UX Performance Integrated into the Continuous Testing Pipeline

UX Performance in the CD Pipeline

Share this knowledge!

Introduction

Digital experiences are front and center in a modern organization’s business strategy. Application and website performance has a huge impact on the digital customer experience, which directly affects business results. Poor user experience performance drives customers away and negatively affects the bottom line, while good performance can help attract and retain customers. And the difference between the two can make a significant impact on a company’s bottom line.

Following are some examples:

Speed and Beyond

While speed and load time is critical to user experience, battery life, data traffic, memory and CPU consumption are also important factors. Applications that are not optimized for the consumption of these resources are often called “resourceshogging apps” and even “ RAM, storage or battery vampires”. An application that hogs resources are ten times more likely to be removed by customers.

Some examples:

  • An application feature or process that monopolizes the CPU means that other processes are ‘starving’ for a chance to execute.
  • Battery life is often considered the single most important aspect of the mobile user experience. A device without power offers no functionality at all. For this reason, it is critically important that apps be as respectful of battery life as possible.
  • Apps that hog resources or have recently introduced (intentionally or not) a feature that consumes too much battery immediately risk being on “not the most” wanted lists such as “Top Battery Draining Apps to Avoid”. Or being featured in an article such as “Deleting This 1 App Can Literally Double Your Phone’s Battery Life.”

A Performance Shift

It is important to distinguish between Load and UX Performance. In the past, the main bottleneck to service performance was the backend systems, limited by physical or even virtual servers. Loading backend servers with tools such as JMeter or LoadRunner was the main focus of performance testing, highlighting issues related to load (scale), server CPU usage, and similar.

Recently the focus of performance testing has shifted from backend systems to the frontend, with the focal point being UX performance.
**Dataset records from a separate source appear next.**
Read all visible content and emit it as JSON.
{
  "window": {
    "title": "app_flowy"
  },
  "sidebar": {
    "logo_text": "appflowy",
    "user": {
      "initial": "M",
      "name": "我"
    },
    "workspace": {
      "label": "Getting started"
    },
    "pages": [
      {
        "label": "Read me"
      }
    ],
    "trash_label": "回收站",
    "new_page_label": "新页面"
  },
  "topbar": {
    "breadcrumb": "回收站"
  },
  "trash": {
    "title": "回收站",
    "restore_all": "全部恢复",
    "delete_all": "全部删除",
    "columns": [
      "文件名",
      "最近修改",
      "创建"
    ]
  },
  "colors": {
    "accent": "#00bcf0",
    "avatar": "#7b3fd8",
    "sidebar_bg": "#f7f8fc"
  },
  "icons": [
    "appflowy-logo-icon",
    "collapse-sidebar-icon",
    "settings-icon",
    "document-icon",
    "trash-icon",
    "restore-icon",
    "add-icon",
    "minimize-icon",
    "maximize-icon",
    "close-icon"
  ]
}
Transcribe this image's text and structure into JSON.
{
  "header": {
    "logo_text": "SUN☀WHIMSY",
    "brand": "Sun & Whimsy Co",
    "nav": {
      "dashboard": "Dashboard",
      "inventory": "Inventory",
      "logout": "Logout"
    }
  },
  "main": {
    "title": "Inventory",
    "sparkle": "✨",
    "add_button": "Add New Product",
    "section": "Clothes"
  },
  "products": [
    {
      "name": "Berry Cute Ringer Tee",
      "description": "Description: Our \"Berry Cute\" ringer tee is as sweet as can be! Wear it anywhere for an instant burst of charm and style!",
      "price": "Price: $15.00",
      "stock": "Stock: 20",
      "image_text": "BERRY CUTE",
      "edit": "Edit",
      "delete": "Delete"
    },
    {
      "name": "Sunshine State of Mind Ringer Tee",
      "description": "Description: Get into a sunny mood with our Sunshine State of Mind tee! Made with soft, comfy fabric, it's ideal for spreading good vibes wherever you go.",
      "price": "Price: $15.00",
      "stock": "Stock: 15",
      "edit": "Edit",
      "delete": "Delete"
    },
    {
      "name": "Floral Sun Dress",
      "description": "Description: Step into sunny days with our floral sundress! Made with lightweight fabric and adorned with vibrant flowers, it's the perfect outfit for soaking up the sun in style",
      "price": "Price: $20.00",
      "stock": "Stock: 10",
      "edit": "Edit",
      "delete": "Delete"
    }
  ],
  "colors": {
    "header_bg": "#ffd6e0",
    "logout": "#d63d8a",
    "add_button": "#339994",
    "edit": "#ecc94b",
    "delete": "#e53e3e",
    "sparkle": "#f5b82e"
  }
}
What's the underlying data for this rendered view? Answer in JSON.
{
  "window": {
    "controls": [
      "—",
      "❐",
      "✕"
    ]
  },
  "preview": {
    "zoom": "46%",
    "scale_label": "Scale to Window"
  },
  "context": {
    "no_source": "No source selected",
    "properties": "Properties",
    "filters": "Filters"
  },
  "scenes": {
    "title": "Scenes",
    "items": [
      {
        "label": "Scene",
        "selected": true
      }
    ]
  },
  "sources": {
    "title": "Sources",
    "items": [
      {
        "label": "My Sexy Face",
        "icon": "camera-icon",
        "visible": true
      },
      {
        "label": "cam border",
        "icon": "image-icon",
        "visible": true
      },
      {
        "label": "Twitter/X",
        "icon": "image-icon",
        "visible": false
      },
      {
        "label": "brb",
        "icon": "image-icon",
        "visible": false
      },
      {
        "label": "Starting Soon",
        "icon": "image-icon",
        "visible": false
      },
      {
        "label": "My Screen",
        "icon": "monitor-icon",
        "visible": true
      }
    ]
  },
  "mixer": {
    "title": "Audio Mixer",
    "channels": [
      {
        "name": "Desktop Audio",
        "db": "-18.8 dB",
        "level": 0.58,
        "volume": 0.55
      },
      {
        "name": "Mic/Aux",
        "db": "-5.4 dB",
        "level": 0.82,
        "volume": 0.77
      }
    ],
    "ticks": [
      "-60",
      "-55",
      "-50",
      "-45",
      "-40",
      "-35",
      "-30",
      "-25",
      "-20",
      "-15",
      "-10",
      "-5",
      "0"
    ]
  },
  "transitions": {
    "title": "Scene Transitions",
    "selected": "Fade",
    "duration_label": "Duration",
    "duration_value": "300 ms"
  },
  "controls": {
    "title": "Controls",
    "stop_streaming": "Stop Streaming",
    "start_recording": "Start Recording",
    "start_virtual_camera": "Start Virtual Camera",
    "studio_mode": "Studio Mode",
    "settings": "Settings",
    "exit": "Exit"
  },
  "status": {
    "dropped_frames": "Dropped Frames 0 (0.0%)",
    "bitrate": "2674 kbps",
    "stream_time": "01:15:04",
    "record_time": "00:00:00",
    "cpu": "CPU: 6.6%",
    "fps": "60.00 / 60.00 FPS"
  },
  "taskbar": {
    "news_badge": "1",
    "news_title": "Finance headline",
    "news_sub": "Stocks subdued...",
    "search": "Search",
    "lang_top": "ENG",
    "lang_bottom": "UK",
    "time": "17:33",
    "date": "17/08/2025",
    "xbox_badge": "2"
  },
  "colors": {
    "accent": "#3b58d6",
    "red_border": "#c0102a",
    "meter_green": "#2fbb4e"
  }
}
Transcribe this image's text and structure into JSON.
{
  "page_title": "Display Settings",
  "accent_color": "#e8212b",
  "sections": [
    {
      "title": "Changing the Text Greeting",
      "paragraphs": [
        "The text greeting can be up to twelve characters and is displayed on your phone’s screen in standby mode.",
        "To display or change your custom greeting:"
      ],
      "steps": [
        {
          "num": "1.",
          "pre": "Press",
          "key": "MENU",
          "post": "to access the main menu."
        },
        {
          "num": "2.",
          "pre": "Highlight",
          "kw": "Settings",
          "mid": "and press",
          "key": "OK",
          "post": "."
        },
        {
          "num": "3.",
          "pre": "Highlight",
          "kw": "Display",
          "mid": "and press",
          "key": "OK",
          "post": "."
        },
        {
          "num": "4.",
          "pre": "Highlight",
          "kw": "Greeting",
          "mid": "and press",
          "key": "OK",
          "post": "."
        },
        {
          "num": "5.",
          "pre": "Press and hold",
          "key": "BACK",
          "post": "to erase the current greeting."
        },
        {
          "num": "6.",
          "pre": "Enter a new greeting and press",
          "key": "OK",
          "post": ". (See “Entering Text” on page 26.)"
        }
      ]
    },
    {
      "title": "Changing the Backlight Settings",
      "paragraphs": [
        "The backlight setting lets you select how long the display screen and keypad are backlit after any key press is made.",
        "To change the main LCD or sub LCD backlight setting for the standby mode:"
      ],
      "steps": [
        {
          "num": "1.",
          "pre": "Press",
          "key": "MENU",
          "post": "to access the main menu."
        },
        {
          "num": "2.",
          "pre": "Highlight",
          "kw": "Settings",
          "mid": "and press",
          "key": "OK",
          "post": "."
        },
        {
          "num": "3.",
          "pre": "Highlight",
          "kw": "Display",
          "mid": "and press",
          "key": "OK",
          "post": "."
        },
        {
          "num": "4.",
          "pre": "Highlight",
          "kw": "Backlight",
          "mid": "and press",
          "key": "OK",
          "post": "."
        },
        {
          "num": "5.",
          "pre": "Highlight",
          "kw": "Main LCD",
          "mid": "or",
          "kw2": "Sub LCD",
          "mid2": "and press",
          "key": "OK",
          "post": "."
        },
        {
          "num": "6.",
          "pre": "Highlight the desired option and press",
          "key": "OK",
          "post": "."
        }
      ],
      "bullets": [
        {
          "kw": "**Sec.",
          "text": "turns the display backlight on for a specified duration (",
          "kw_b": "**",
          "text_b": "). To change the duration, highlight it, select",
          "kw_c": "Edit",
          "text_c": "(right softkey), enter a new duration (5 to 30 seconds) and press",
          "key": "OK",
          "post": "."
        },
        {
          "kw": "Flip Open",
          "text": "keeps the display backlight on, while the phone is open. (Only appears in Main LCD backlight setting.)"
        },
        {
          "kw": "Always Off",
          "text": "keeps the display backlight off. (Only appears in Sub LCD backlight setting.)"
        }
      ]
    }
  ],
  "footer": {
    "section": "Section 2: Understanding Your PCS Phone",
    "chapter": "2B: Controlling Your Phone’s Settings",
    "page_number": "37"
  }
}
There are two technological trends that are driving this shift:

The first is the growing adoption of elastic container technology, powered by the likes of Docker and Kubernetes, which enable backend systems to automatically scale to any required load. The applications using these solutions must be tested to ensure quality, but scaling issues are less of a bottleneck than they were in the past.

The second trend is the growing complexity and size of digital applications coupled with the growing variety in user conditions. Applications are heavier, richer and require more resources (network and processing power). At the same time, they are used in networks ranging from 2G to 5G, in varying degrees of coverage, and on devices differing in their capabilities and resources.

Defining UX Performance Testing

This shift in performance testing has resulted in a focus on UX performance testing, which measures the combined impact of the network, device, OS, and browser on the performance of an application.

Continuous UX Performance Testing

More organizations than ever are moving to a continuous testing model, where testing is performed early as part of the CI/CD pipeline, also called “shift-left performance testing. In fact there I a clear understanding that continuous delivery is impossible without continuous testing.

Yet performance testing is not yet integrated throughout the testing continuum and in most cases is still performed at a late stage, just before deploying to production. The result is that issues are identified very late in the Software Development Lifecycle (SLDC) when the cost and time of fixing them are much higher. Even worse, if organizations do not pay attention to UX performance testing, issues may remain undetected, until they are detected by users.

In addition, when carrying out functional testing, it’s clear when a single functional test passes or fails. However, with performance testing, it’s much more important to detect small deviations or anomalies from the baseline. Building this baseline and then identifying even slight deviations can only be undertaken when it’s done continuously and as part of the CI/CD pipeline. Test performance data should be stored together with other versions and test data in an analytics database. This enables comparison of the performance of the app on a specific build to the baseline created from many builds, and then analysis of the results.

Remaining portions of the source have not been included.